Oral argument: Mar. 29, 2011
Appealed from: United States Court of Appeals for the Ninth Circuit (Apr. 26, 2010)
PROCEDURE, CLASS ACTIONS, DISCRIMINATION, MONETARY RELIEF
Respondent Betty Dukes and other women have brought a Title VII employment discrimination case against Petitioner Wal-Mart Stores. The United States District Court for the Northern District of California certified a class action comprised of all women employed at any Wal-Mart store since December 26, 1998 who may have been or will be subjected to Wal-Mart’s allegedly discriminatory practices and policies. Wal-Mart appealed, challenging the class certification, but the United States Court of Appeals for the Ninth Circuit affirmed the district court’s ruling. Wal-Mart now appeals to the Supreme Court, arguing that the class certification does not meet the requirements of Federal Rule of Civil Procedure 23(a). Wal-Mart also claims that class certification was improper under Federal Rule of Civil Procedure 23(b)(2) because the employees primarily seek monetary compensation in the form of back pay, and Rule 23(b)(2) does not authorize certification of claims seeking monetary relief. On the other hand, the employees assert that they meet the requirements for class certification under Rule 23(a) because all female employees face the same Wal-Mart policies and share the common issue of discriminatory treatment under those policies.
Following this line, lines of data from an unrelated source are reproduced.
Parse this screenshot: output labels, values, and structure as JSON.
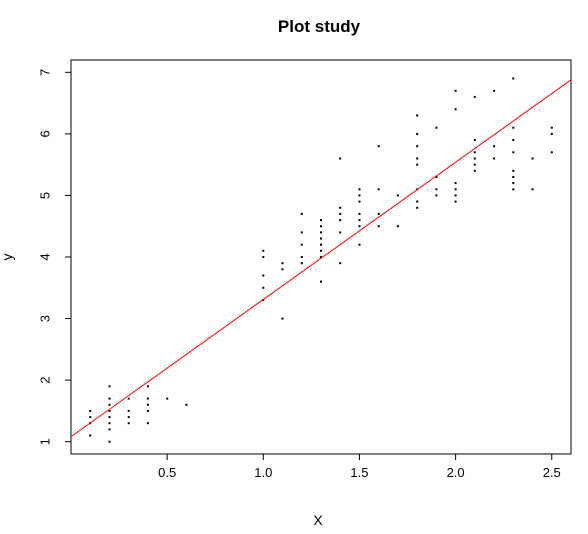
{
  "chart_data": {
    "type": "scatter",
    "title": "Plot study",
    "xlabel": "X",
    "ylabel": "y",
    "xlim": [
      0.0,
      2.6
    ],
    "ylim": [
      0.8,
      7.2
    ],
    "x_ticks": [
      0.5,
      1.0,
      1.5,
      2.0,
      2.5
    ],
    "x_tick_labels": [
      "0.5",
      "1.0",
      "1.5",
      "2.0",
      "2.5"
    ],
    "y_ticks": [
      1,
      2,
      3,
      4,
      5,
      6,
      7
    ],
    "y_tick_labels": [
      "1",
      "2",
      "3",
      "4",
      "5",
      "6",
      "7"
    ],
    "grid": false,
    "legend": "none",
    "point_color": "#000000",
    "line_color": "#ff0000",
    "regression_line": {
      "intercept": 1.08,
      "slope": 2.23
    },
    "points": [
      {
        "x": 0.1,
        "y": 1.1
      },
      {
        "x": 0.1,
        "y": 1.3
      },
      {
        "x": 0.1,
        "y": 1.4
      },
      {
        "x": 0.1,
        "y": 1.5
      },
      {
        "x": 0.2,
        "y": 1.0
      },
      {
        "x": 0.2,
        "y": 1.2
      },
      {
        "x": 0.2,
        "y": 1.3
      },
      {
        "x": 0.2,
        "y": 1.4
      },
      {
        "x": 0.2,
        "y": 1.5
      },
      {
        "x": 0.2,
        "y": 1.6
      },
      {
        "x": 0.2,
        "y": 1.7
      },
      {
        "x": 0.2,
        "y": 1.9
      },
      {
        "x": 0.3,
        "y": 1.3
      },
      {
        "x": 0.3,
        "y": 1.4
      },
      {
        "x": 0.3,
        "y": 1.5
      },
      {
        "x": 0.3,
        "y": 1.7
      },
      {
        "x": 0.4,
        "y": 1.3
      },
      {
        "x": 0.4,
        "y": 1.5
      },
      {
        "x": 0.4,
        "y": 1.6
      },
      {
        "x": 0.4,
        "y": 1.7
      },
      {
        "x": 0.4,
        "y": 1.9
      },
      {
        "x": 0.5,
        "y": 1.7
      },
      {
        "x": 0.6,
        "y": 1.6
      },
      {
        "x": 1.0,
        "y": 3.3
      },
      {
        "x": 1.0,
        "y": 3.5
      },
      {
        "x": 1.0,
        "y": 3.7
      },
      {
        "x": 1.0,
        "y": 4.0
      },
      {
        "x": 1.0,
        "y": 4.1
      },
      {
        "x": 1.1,
        "y": 3.0
      },
      {
        "x": 1.1,
        "y": 3.8
      },
      {
        "x": 1.1,
        "y": 3.9
      },
      {
        "x": 1.2,
        "y": 3.9
      },
      {
        "x": 1.2,
        "y": 4.0
      },
      {
        "x": 1.2,
        "y": 4.2
      },
      {
        "x": 1.2,
        "y": 4.4
      },
      {
        "x": 1.2,
        "y": 4.7
      },
      {
        "x": 1.3,
        "y": 3.6
      },
      {
        "x": 1.3,
        "y": 4.0
      },
      {
        "x": 1.3,
        "y": 4.1
      },
      {
        "x": 1.3,
        "y": 4.2
      },
      {
        "x": 1.3,
        "y": 4.3
      },
      {
        "x": 1.3,
        "y": 4.4
      },
      {
        "x": 1.3,
        "y": 4.5
      },
      {
        "x": 1.3,
        "y": 4.6
      },
      {
        "x": 1.4,
        "y": 3.9
      },
      {
        "x": 1.4,
        "y": 4.4
      },
      {
        "x": 1.4,
        "y": 4.6
      },
      {
        "x": 1.4,
        "y": 4.7
      },
      {
        "x": 1.4,
        "y": 4.8
      },
      {
        "x": 1.4,
        "y": 5.6
      },
      {
        "x": 1.5,
        "y": 4.2
      },
      {
        "x": 1.5,
        "y": 4.5
      },
      {
        "x": 1.5,
        "y": 4.6
      },
      {
        "x": 1.5,
        "y": 4.7
      },
      {
        "x": 1.5,
        "y": 4.9
      },
      {
        "x": 1.5,
        "y": 5.0
      },
      {
        "x": 1.5,
        "y": 5.1
      },
      {
        "x": 1.6,
        "y": 4.5
      },
      {
        "x": 1.6,
        "y": 4.7
      },
      {
        "x": 1.6,
        "y": 5.1
      },
      {
        "x": 1.6,
        "y": 5.8
      },
      {
        "x": 1.7,
        "y": 4.5
      },
      {
        "x": 1.7,
        "y": 5.0
      },
      {
        "x": 1.8,
        "y": 4.8
      },
      {
        "x": 1.8,
        "y": 4.9
      },
      {
        "x": 1.8,
        "y": 5.1
      },
      {
        "x": 1.8,
        "y": 5.5
      },
      {
        "x": 1.8,
        "y": 5.6
      },
      {
        "x": 1.8,
        "y": 5.8
      },
      {
        "x": 1.8,
        "y": 6.0
      },
      {
        "x": 1.8,
        "y": 6.3
      },
      {
        "x": 1.9,
        "y": 5.0
      },
      {
        "x": 1.9,
        "y": 5.1
      },
      {
        "x": 1.9,
        "y": 5.3
      },
      {
        "x": 1.9,
        "y": 6.1
      },
      {
        "x": 2.0,
        "y": 4.9
      },
      {
        "x": 2.0,
        "y": 5.0
      },
      {
        "x": 2.0,
        "y": 5.1
      },
      {
        "x": 2.0,
        "y": 5.2
      },
      {
        "x": 2.0,
        "y": 6.4
      },
      {
        "x": 2.0,
        "y": 6.7
      },
      {
        "x": 2.1,
        "y": 5.4
      },
      {
        "x": 2.1,
        "y": 5.5
      },
      {
        "x": 2.1,
        "y": 5.6
      },
      {
        "x": 2.1,
        "y": 5.7
      },
      {
        "x": 2.1,
        "y": 5.9
      },
      {
        "x": 2.1,
        "y": 6.6
      },
      {
        "x": 2.2,
        "y": 5.6
      },
      {
        "x": 2.2,
        "y": 5.8
      },
      {
        "x": 2.2,
        "y": 6.7
      },
      {
        "x": 2.3,
        "y": 5.1
      },
      {
        "x": 2.3,
        "y": 5.2
      },
      {
        "x": 2.3,
        "y": 5.3
      },
      {
        "x": 2.3,
        "y": 5.4
      },
      {
        "x": 2.3,
        "y": 5.7
      },
      {
        "x": 2.3,
        "y": 5.9
      },
      {
        "x": 2.3,
        "y": 6.1
      },
      {
        "x": 2.3,
        "y": 6.9
      },
      {
        "x": 2.4,
        "y": 5.1
      },
      {
        "x": 2.4,
        "y": 5.6
      },
      {
        "x": 2.5,
        "y": 5.7
      },
      {
        "x": 2.5,
        "y": 6.0
      },
      {
        "x": 2.5,
        "y": 6.1
      }
    ]
  }
}
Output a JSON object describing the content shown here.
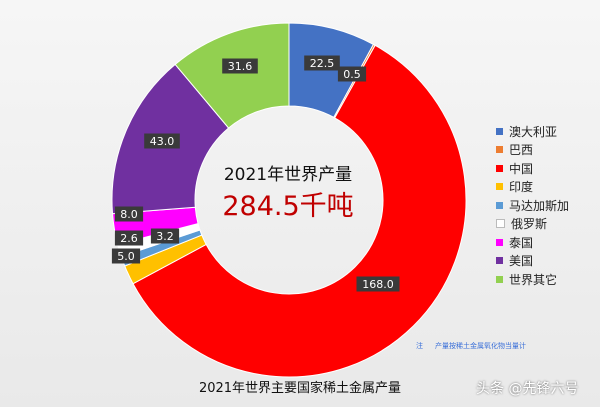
{
  "chart_data": {
    "type": "pie",
    "style": "donut",
    "title": "2021年世界主要国家稀土金属产量",
    "center_label": "2021年世界产量",
    "center_value": "284.5千吨",
    "legend_position": "right",
    "slices": [
      {
        "name": "澳大利亚",
        "value": 22.5,
        "label": "22.5",
        "color": "#4472c4"
      },
      {
        "name": "巴西",
        "value": 0.5,
        "label": "0.5",
        "color": "#ed7d31"
      },
      {
        "name": "中国",
        "value": 168.0,
        "label": "168.0",
        "color": "#ff0000"
      },
      {
        "name": "印度",
        "value": 5.0,
        "label": "5.0",
        "color": "#ffc000"
      },
      {
        "name": "马达加斯加",
        "value": 2.6,
        "label": "2.6",
        "color": "#5b9bd5"
      },
      {
        "name": "俄罗斯",
        "value": 3.2,
        "label": "3.2",
        "color": "#ffffff"
      },
      {
        "name": "泰国",
        "value": 8.0,
        "label": "8.0",
        "color": "#ff00ff"
      },
      {
        "name": "美国",
        "value": 43.0,
        "label": "43.0",
        "color": "#7030a0"
      },
      {
        "name": "世界其它",
        "value": 31.6,
        "label": "31.6",
        "color": "#92d050"
      }
    ],
    "footnote": {
      "prefix": "注",
      "text": "产量按稀土金属氧化物当量计"
    }
  },
  "watermark": "头条 @先锋六号"
}
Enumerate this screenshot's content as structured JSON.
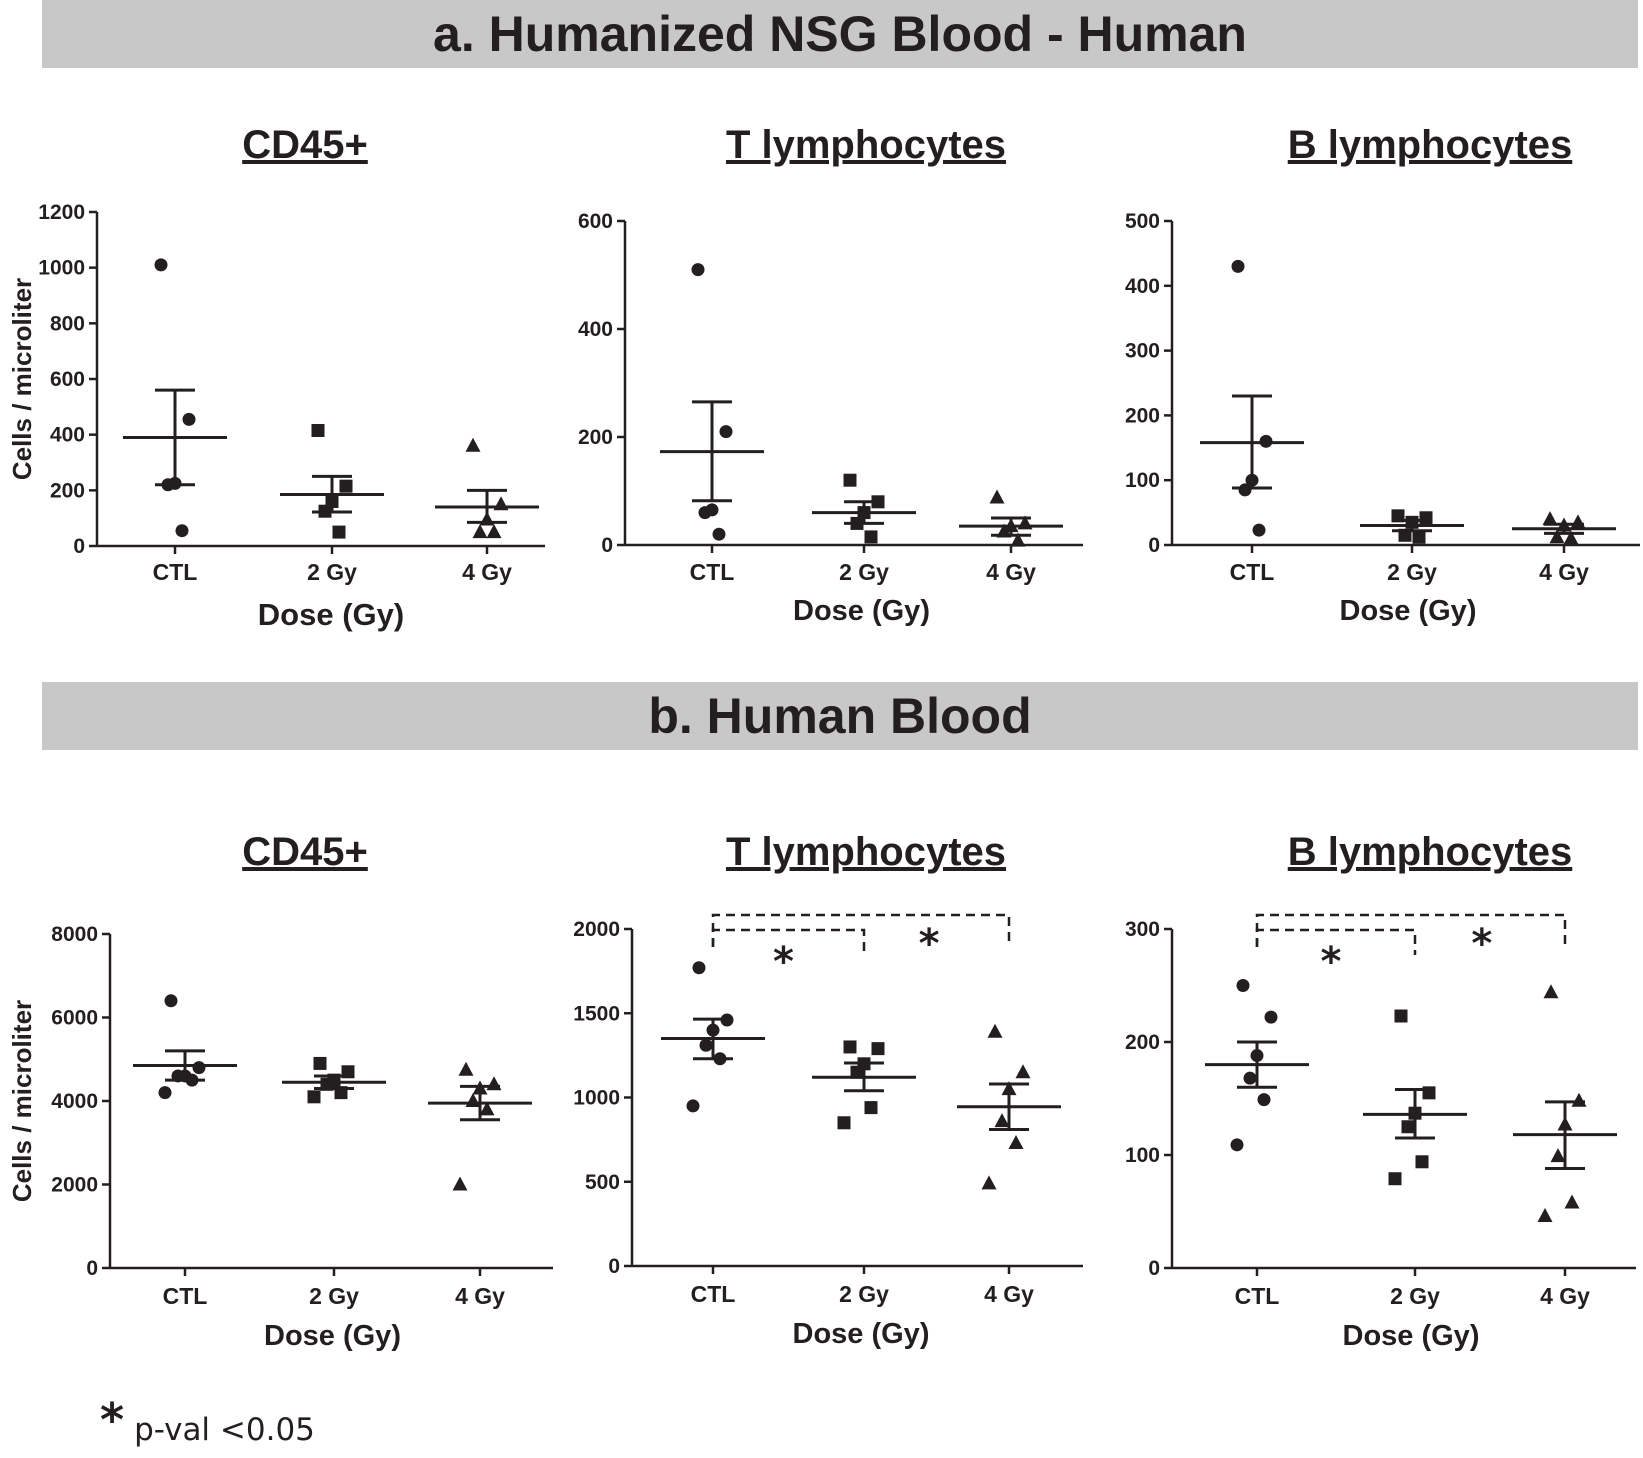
{
  "panels": {
    "a": {
      "banner": "a. Humanized NSG Blood - Human"
    },
    "b": {
      "banner": "b. Human Blood"
    }
  },
  "legend": {
    "symbol": "*",
    "text": "p-val <0.05"
  },
  "colors": {
    "ink": "#231f20",
    "banner_bg": "#c8c8c8"
  },
  "chart_data": [
    {
      "id": "a-cd45",
      "type": "scatter",
      "title": "CD45+",
      "xlabel": "Dose (Gy)",
      "ylabel": "Cells / microliter",
      "categories": [
        "CTL",
        "2 Gy",
        "4 Gy"
      ],
      "ylim": [
        0,
        1200
      ],
      "yticks": [
        0,
        200,
        400,
        600,
        800,
        1000,
        1200
      ],
      "series": [
        {
          "name": "CTL",
          "marker": "circle",
          "points": [
            1010,
            455,
            225,
            220,
            55
          ],
          "mean": 390,
          "sem_low": 220,
          "sem_high": 560
        },
        {
          "name": "2 Gy",
          "marker": "square",
          "points": [
            415,
            215,
            160,
            125,
            50
          ],
          "mean": 185,
          "sem_low": 122,
          "sem_high": 250
        },
        {
          "name": "4 Gy",
          "marker": "triangle",
          "points": [
            360,
            150,
            95,
            50,
            50
          ],
          "mean": 140,
          "sem_low": 85,
          "sem_high": 200
        }
      ],
      "significance": []
    },
    {
      "id": "a-t",
      "type": "scatter",
      "title": "T lymphocytes",
      "xlabel": "Dose (Gy)",
      "ylabel": "",
      "categories": [
        "CTL",
        "2 Gy",
        "4 Gy"
      ],
      "ylim": [
        0,
        600
      ],
      "yticks": [
        0,
        200,
        400,
        600
      ],
      "series": [
        {
          "name": "CTL",
          "marker": "circle",
          "points": [
            510,
            210,
            65,
            60,
            20
          ],
          "mean": 173,
          "sem_low": 82,
          "sem_high": 265
        },
        {
          "name": "2 Gy",
          "marker": "square",
          "points": [
            120,
            80,
            60,
            40,
            15
          ],
          "mean": 60,
          "sem_low": 40,
          "sem_high": 80
        },
        {
          "name": "4 Gy",
          "marker": "triangle",
          "points": [
            88,
            40,
            35,
            25,
            8
          ],
          "mean": 35,
          "sem_low": 18,
          "sem_high": 50
        }
      ],
      "significance": []
    },
    {
      "id": "a-b",
      "type": "scatter",
      "title": "B lymphocytes",
      "xlabel": "Dose (Gy)",
      "ylabel": "",
      "categories": [
        "CTL",
        "2 Gy",
        "4 Gy"
      ],
      "ylim": [
        0,
        500
      ],
      "yticks": [
        0,
        100,
        200,
        300,
        400,
        500
      ],
      "series": [
        {
          "name": "CTL",
          "marker": "circle",
          "points": [
            430,
            160,
            100,
            85,
            23
          ],
          "mean": 158,
          "sem_low": 88,
          "sem_high": 230
        },
        {
          "name": "2 Gy",
          "marker": "square",
          "points": [
            45,
            42,
            35,
            15,
            12
          ],
          "mean": 30,
          "sem_low": 22,
          "sem_high": 38
        },
        {
          "name": "4 Gy",
          "marker": "triangle",
          "points": [
            40,
            35,
            30,
            12,
            10
          ],
          "mean": 25,
          "sem_low": 18,
          "sem_high": 32
        }
      ],
      "significance": []
    },
    {
      "id": "b-cd45",
      "type": "scatter",
      "title": "CD45+",
      "xlabel": "Dose (Gy)",
      "ylabel": "Cells / microliter",
      "categories": [
        "CTL",
        "2 Gy",
        "4 Gy"
      ],
      "ylim": [
        0,
        8000
      ],
      "yticks": [
        0,
        2000,
        4000,
        6000,
        8000
      ],
      "series": [
        {
          "name": "CTL",
          "marker": "circle",
          "points": [
            6400,
            4800,
            4600,
            4600,
            4500,
            4200
          ],
          "mean": 4850,
          "sem_low": 4500,
          "sem_high": 5200
        },
        {
          "name": "2 Gy",
          "marker": "square",
          "points": [
            4900,
            4700,
            4500,
            4400,
            4200,
            4100
          ],
          "mean": 4450,
          "sem_low": 4300,
          "sem_high": 4600
        },
        {
          "name": "4 Gy",
          "marker": "triangle",
          "points": [
            4750,
            4400,
            4300,
            4000,
            3800,
            2000
          ],
          "mean": 3950,
          "sem_low": 3550,
          "sem_high": 4350
        }
      ],
      "significance": []
    },
    {
      "id": "b-t",
      "type": "scatter",
      "title": "T lymphocytes",
      "xlabel": "Dose (Gy)",
      "ylabel": "",
      "categories": [
        "CTL",
        "2 Gy",
        "4 Gy"
      ],
      "ylim": [
        0,
        2000
      ],
      "yticks": [
        0,
        500,
        1000,
        1500,
        2000
      ],
      "series": [
        {
          "name": "CTL",
          "marker": "circle",
          "points": [
            1770,
            1460,
            1400,
            1310,
            1230,
            950
          ],
          "mean": 1350,
          "sem_low": 1230,
          "sem_high": 1465
        },
        {
          "name": "2 Gy",
          "marker": "square",
          "points": [
            1300,
            1290,
            1200,
            1150,
            940,
            850
          ],
          "mean": 1120,
          "sem_low": 1040,
          "sem_high": 1205
        },
        {
          "name": "4 Gy",
          "marker": "triangle",
          "points": [
            1390,
            1150,
            1050,
            860,
            730,
            490
          ],
          "mean": 945,
          "sem_low": 810,
          "sem_high": 1080
        }
      ],
      "significance": [
        {
          "from": "CTL",
          "to": "2 Gy",
          "label": "*"
        },
        {
          "from": "CTL",
          "to": "4 Gy",
          "label": "*"
        }
      ]
    },
    {
      "id": "b-b",
      "type": "scatter",
      "title": "B lymphocytes",
      "xlabel": "Dose (Gy)",
      "ylabel": "",
      "categories": [
        "CTL",
        "2 Gy",
        "4 Gy"
      ],
      "ylim": [
        0,
        300
      ],
      "yticks": [
        0,
        100,
        200,
        300
      ],
      "series": [
        {
          "name": "CTL",
          "marker": "circle",
          "points": [
            250,
            222,
            188,
            168,
            149,
            109
          ],
          "mean": 180,
          "sem_low": 160,
          "sem_high": 200
        },
        {
          "name": "2 Gy",
          "marker": "square",
          "points": [
            223,
            155,
            137,
            125,
            94,
            79
          ],
          "mean": 136,
          "sem_low": 115,
          "sem_high": 158
        },
        {
          "name": "4 Gy",
          "marker": "triangle",
          "points": [
            244,
            148,
            127,
            99,
            58,
            46
          ],
          "mean": 118,
          "sem_low": 88,
          "sem_high": 147
        }
      ],
      "significance": [
        {
          "from": "CTL",
          "to": "2 Gy",
          "label": "*"
        },
        {
          "from": "CTL",
          "to": "4 Gy",
          "label": "*"
        }
      ]
    }
  ]
}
The employees further argue that class actions certified under Rule 23(b)(2) are not precluded from seeking monetary relief, and deny that back pay is a form of monetary compensation. The Supreme Court’s decision will affect the evidence required to bring an employment discrimination class action suit, the relief available to plaintiffs in a class action, and employers’ willingness to settle to avoid liability in class actions.